Non sopporto più la camera a mano, che dà quella ripresa tremolante, che non capisco e mi confonde. E credo che certe mode, come i droni, siano destinate a sparire. Anche la steadycam a volte è fastidiosa, dà quella illusione di orizzonte che si flette, pare di stare in un acquario. In questo lavoro, più siamo invisibili più siamo bravi. L’attenzione dello spettatore non deve andare ai movimenti di macchina ma alla storia.
Spesso, seduti davanti a uno schermo, ci si dimentica di quanto duro lavoro ci sia dietro quella ‘magia’. Orari proibitivi, trasferte, tensione, responsabilità… Cosa vuol dire, per te, ‘fare cinema’?
Sia chiaro: mi considero fortunatissimo per le soddisfazioni che il mio lavoro comporta, ma credo che spesso ci si dimentichi delle difficoltà fisiche, mentali, affettive e di precariato.
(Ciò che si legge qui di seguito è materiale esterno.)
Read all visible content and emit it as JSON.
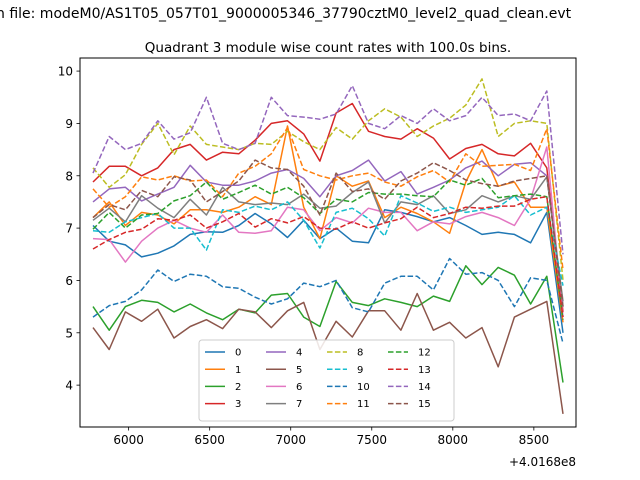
{
  "suptitle": "n file: modeM0/AS1T05_057T01_9000005346_37790cztM0_level2_quad_clean.evt",
  "chart_data": {
    "type": "line",
    "title": "Quadrant 3 module wise count rates with 100.0s bins.",
    "xlabel": "",
    "ylabel": "",
    "x_offset_label": "+4.0168e8",
    "xlim": [
      5700,
      8760
    ],
    "ylim": [
      3.2,
      10.25
    ],
    "xticks": [
      6000,
      6500,
      7000,
      7500,
      8000,
      8500
    ],
    "yticks": [
      4,
      5,
      6,
      7,
      8,
      9,
      10
    ],
    "grid": false,
    "legend": {
      "placement": "lower-center",
      "ncol": 4
    },
    "x": [
      5780,
      5880,
      5980,
      6080,
      6180,
      6280,
      6380,
      6480,
      6580,
      6680,
      6780,
      6880,
      6980,
      7080,
      7180,
      7280,
      7380,
      7480,
      7580,
      7680,
      7780,
      7880,
      7980,
      8080,
      8180,
      8280,
      8380,
      8480,
      8580,
      8680
    ],
    "series": [
      {
        "name": "0",
        "color": "#1f77b4",
        "dash": "solid",
        "values": [
          7.05,
          6.75,
          6.68,
          6.45,
          6.52,
          6.66,
          6.88,
          6.93,
          6.92,
          7.05,
          7.28,
          7.08,
          6.82,
          7.15,
          6.8,
          7.0,
          6.75,
          6.72,
          7.35,
          7.3,
          7.22,
          7.12,
          7.2,
          7.05,
          6.88,
          6.92,
          6.88,
          6.72,
          7.3,
          5.0
        ]
      },
      {
        "name": "1",
        "color": "#ff7f0e",
        "dash": "solid",
        "values": [
          7.2,
          7.5,
          7.05,
          7.3,
          7.25,
          7.08,
          7.35,
          7.35,
          7.3,
          7.4,
          7.6,
          7.45,
          8.95,
          7.4,
          6.8,
          8.0,
          7.8,
          7.9,
          7.2,
          7.4,
          7.28,
          7.12,
          6.9,
          7.88,
          8.5,
          7.8,
          7.88,
          7.4,
          7.4,
          5.2
        ]
      },
      {
        "name": "2",
        "color": "#2ca02c",
        "dash": "solid",
        "values": [
          5.5,
          5.05,
          5.5,
          5.62,
          5.58,
          5.4,
          5.55,
          5.38,
          5.25,
          5.45,
          5.38,
          5.72,
          5.75,
          5.3,
          5.12,
          5.98,
          5.58,
          5.52,
          5.65,
          5.58,
          5.5,
          5.7,
          5.6,
          6.28,
          5.92,
          6.25,
          6.1,
          5.55,
          6.08,
          4.05
        ]
      },
      {
        "name": "3",
        "color": "#d62728",
        "dash": "solid",
        "values": [
          7.88,
          8.18,
          8.18,
          8.0,
          8.15,
          8.5,
          8.6,
          8.3,
          8.45,
          8.42,
          8.68,
          9.0,
          9.05,
          8.8,
          8.28,
          9.2,
          9.38,
          8.85,
          8.75,
          8.7,
          8.9,
          8.72,
          8.32,
          8.52,
          8.6,
          8.42,
          8.38,
          8.62,
          8.15,
          5.4
        ]
      },
      {
        "name": "4",
        "color": "#9467bd",
        "dash": "solid",
        "values": [
          7.5,
          7.75,
          7.78,
          7.52,
          7.65,
          7.78,
          8.2,
          7.88,
          7.82,
          7.82,
          7.9,
          8.05,
          8.12,
          7.95,
          7.6,
          8.0,
          8.1,
          8.3,
          7.9,
          8.08,
          7.65,
          7.78,
          7.92,
          8.15,
          8.28,
          8.0,
          8.22,
          8.25,
          8.0,
          5.5
        ]
      },
      {
        "name": "5",
        "color": "#8c564b",
        "dash": "solid",
        "values": [
          5.1,
          4.68,
          5.4,
          5.22,
          5.45,
          4.9,
          5.12,
          5.25,
          5.08,
          5.45,
          5.4,
          5.1,
          5.42,
          5.58,
          4.68,
          5.22,
          4.92,
          5.42,
          5.42,
          5.05,
          5.75,
          5.05,
          5.2,
          4.9,
          5.1,
          4.35,
          5.3,
          5.45,
          5.6,
          3.45
        ]
      },
      {
        "name": "6",
        "color": "#e377c2",
        "dash": "solid",
        "values": [
          6.8,
          6.78,
          6.35,
          6.75,
          7.0,
          7.15,
          7.0,
          6.92,
          7.25,
          6.92,
          6.9,
          6.95,
          7.4,
          7.35,
          6.95,
          7.2,
          7.1,
          7.38,
          7.3,
          7.3,
          6.95,
          7.12,
          7.08,
          7.22,
          7.3,
          7.2,
          7.05,
          7.55,
          8.55,
          5.3
        ]
      },
      {
        "name": "7",
        "color": "#7f7f7f",
        "dash": "solid",
        "values": [
          7.15,
          7.38,
          7.12,
          7.62,
          7.38,
          7.2,
          7.55,
          7.25,
          7.78,
          7.5,
          7.45,
          7.48,
          7.45,
          7.65,
          7.38,
          7.42,
          7.68,
          7.88,
          7.1,
          7.5,
          7.45,
          7.62,
          7.28,
          7.35,
          7.62,
          7.5,
          7.62,
          7.55,
          7.98,
          5.6
        ]
      },
      {
        "name": "8",
        "color": "#bcbd22",
        "dash": "dashed",
        "values": [
          8.15,
          7.78,
          8.02,
          8.6,
          9.0,
          8.4,
          8.95,
          8.6,
          8.55,
          8.5,
          8.62,
          8.6,
          8.85,
          8.65,
          8.5,
          8.92,
          8.7,
          9.05,
          9.28,
          9.12,
          8.75,
          8.95,
          9.1,
          9.35,
          9.85,
          8.75,
          9.0,
          9.05,
          9.0,
          6.0
        ]
      },
      {
        "name": "9",
        "color": "#17becf",
        "dash": "dashed",
        "values": [
          6.95,
          6.92,
          7.12,
          7.2,
          7.28,
          7.0,
          7.0,
          6.58,
          7.35,
          7.3,
          7.42,
          7.35,
          7.5,
          7.15,
          6.62,
          7.3,
          7.38,
          7.18,
          6.85,
          7.62,
          7.48,
          7.32,
          7.4,
          7.3,
          7.35,
          7.4,
          7.62,
          7.25,
          7.4,
          5.9
        ]
      },
      {
        "name": "10",
        "color": "#1f77b4",
        "dash": "dashed",
        "values": [
          5.3,
          5.52,
          5.6,
          5.82,
          6.2,
          5.98,
          6.12,
          6.08,
          5.88,
          5.85,
          5.68,
          5.55,
          5.65,
          5.95,
          5.88,
          6.0,
          5.48,
          5.4,
          5.95,
          6.08,
          6.08,
          5.82,
          6.42,
          6.12,
          6.15,
          6.0,
          5.5,
          6.05,
          6.0,
          4.8
        ]
      },
      {
        "name": "11",
        "color": "#ff7f0e",
        "dash": "dashed",
        "values": [
          7.75,
          7.4,
          7.6,
          7.98,
          7.92,
          8.0,
          7.9,
          7.92,
          7.6,
          8.05,
          8.18,
          8.42,
          8.92,
          8.12,
          8.0,
          7.92,
          8.0,
          8.05,
          7.88,
          7.8,
          7.98,
          8.1,
          7.88,
          8.42,
          8.18,
          8.2,
          8.22,
          8.1,
          8.9,
          6.2
        ]
      },
      {
        "name": "12",
        "color": "#2ca02c",
        "dash": "dashed",
        "values": [
          6.98,
          7.3,
          7.0,
          7.25,
          7.28,
          7.52,
          7.62,
          7.88,
          7.55,
          7.68,
          7.82,
          7.65,
          7.78,
          7.58,
          7.28,
          7.55,
          7.5,
          7.68,
          7.65,
          7.65,
          7.62,
          7.6,
          7.92,
          7.82,
          7.95,
          7.58,
          7.62,
          7.65,
          7.6,
          5.25
        ]
      },
      {
        "name": "13",
        "color": "#d62728",
        "dash": "dashed",
        "values": [
          6.6,
          6.78,
          6.92,
          6.98,
          7.18,
          7.15,
          7.25,
          7.0,
          7.12,
          7.28,
          7.02,
          7.18,
          7.1,
          7.22,
          7.0,
          6.98,
          7.12,
          7.0,
          7.1,
          7.18,
          7.4,
          7.2,
          7.28,
          7.4,
          7.38,
          7.42,
          7.42,
          7.55,
          7.6,
          5.3
        ]
      },
      {
        "name": "14",
        "color": "#9467bd",
        "dash": "dashed",
        "values": [
          8.05,
          8.75,
          8.5,
          8.62,
          9.05,
          8.7,
          8.82,
          9.5,
          8.62,
          8.5,
          8.62,
          9.5,
          9.15,
          9.12,
          9.08,
          9.18,
          9.72,
          9.0,
          8.9,
          9.15,
          9.0,
          9.28,
          9.05,
          9.15,
          9.5,
          9.15,
          9.18,
          9.05,
          9.62,
          6.5
        ]
      },
      {
        "name": "15",
        "color": "#8c564b",
        "dash": "dashed",
        "values": [
          7.2,
          7.45,
          7.35,
          7.72,
          7.6,
          7.98,
          7.92,
          7.5,
          7.7,
          7.9,
          8.3,
          8.15,
          8.12,
          7.8,
          7.25,
          8.05,
          7.7,
          7.75,
          7.55,
          7.9,
          8.05,
          8.25,
          8.1,
          7.92,
          7.85,
          7.8,
          7.9,
          7.95,
          8.0,
          5.5
        ]
      }
    ]
  }
}
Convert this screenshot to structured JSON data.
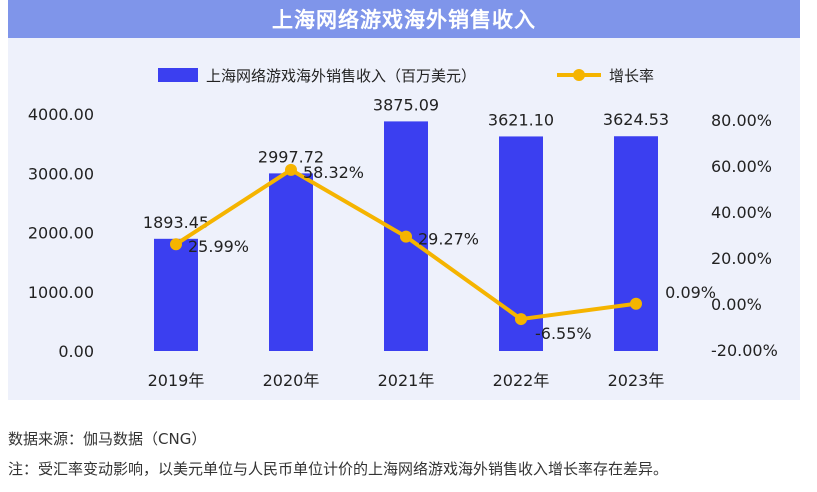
{
  "chart_data": {
    "type": "bar",
    "title": "上海网络游戏海外销售收入",
    "categories": [
      "2019年",
      "2020年",
      "2021年",
      "2022年",
      "2023年"
    ],
    "series": [
      {
        "name": "上海网络游戏海外销售收入（百万美元）",
        "type": "bar",
        "axis": "left",
        "values": [
          1893.45,
          2997.72,
          3875.09,
          3621.1,
          3624.53
        ],
        "labels": [
          "1893.45",
          "2997.72",
          "3875.09",
          "3621.10",
          "3624.53"
        ],
        "color": "#3b3ff0"
      },
      {
        "name": "增长率",
        "type": "line",
        "axis": "right",
        "values": [
          25.99,
          58.32,
          29.27,
          -6.55,
          0.09
        ],
        "labels": [
          "25.99%",
          "58.32%",
          "29.27%",
          "-6.55%",
          "0.09%"
        ],
        "color": "#f5b400"
      }
    ],
    "y_left": {
      "min": 0,
      "max": 4000,
      "ticks": [
        "0.00",
        "1000.00",
        "2000.00",
        "3000.00",
        "4000.00"
      ]
    },
    "y_right": {
      "min": -20,
      "max": 80,
      "ticks": [
        "-20.00%",
        "0.00%",
        "20.00%",
        "40.00%",
        "60.00%",
        "80.00%"
      ]
    },
    "legend": "top",
    "grid": false
  },
  "notes": {
    "source": "数据来源：伽马数据（CNG）",
    "footnote": "注：受汇率变动影响，以美元单位与人民币单位计价的上海网络游戏海外销售收入增长率存在差异。"
  }
}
Per questo mi sconvolge il disprezzo di Renato Brunetta, che dice che “la cultura non si mangia”: per questo paese, il nostro paese, la cultura è l’anima, e dovrebbe essere valorizzata a dovere, sostenuta. Proprio questo suo triste ragionamento fa il paio con chi sostiene che chi faccia cinema sia un privilegiato. Non dovremmo mai smettere di ricordarci quanto sia seria e importante l’industria culturale per questo paese. Ora sta soprattutto alle nuove generazioni capire questa opportunità.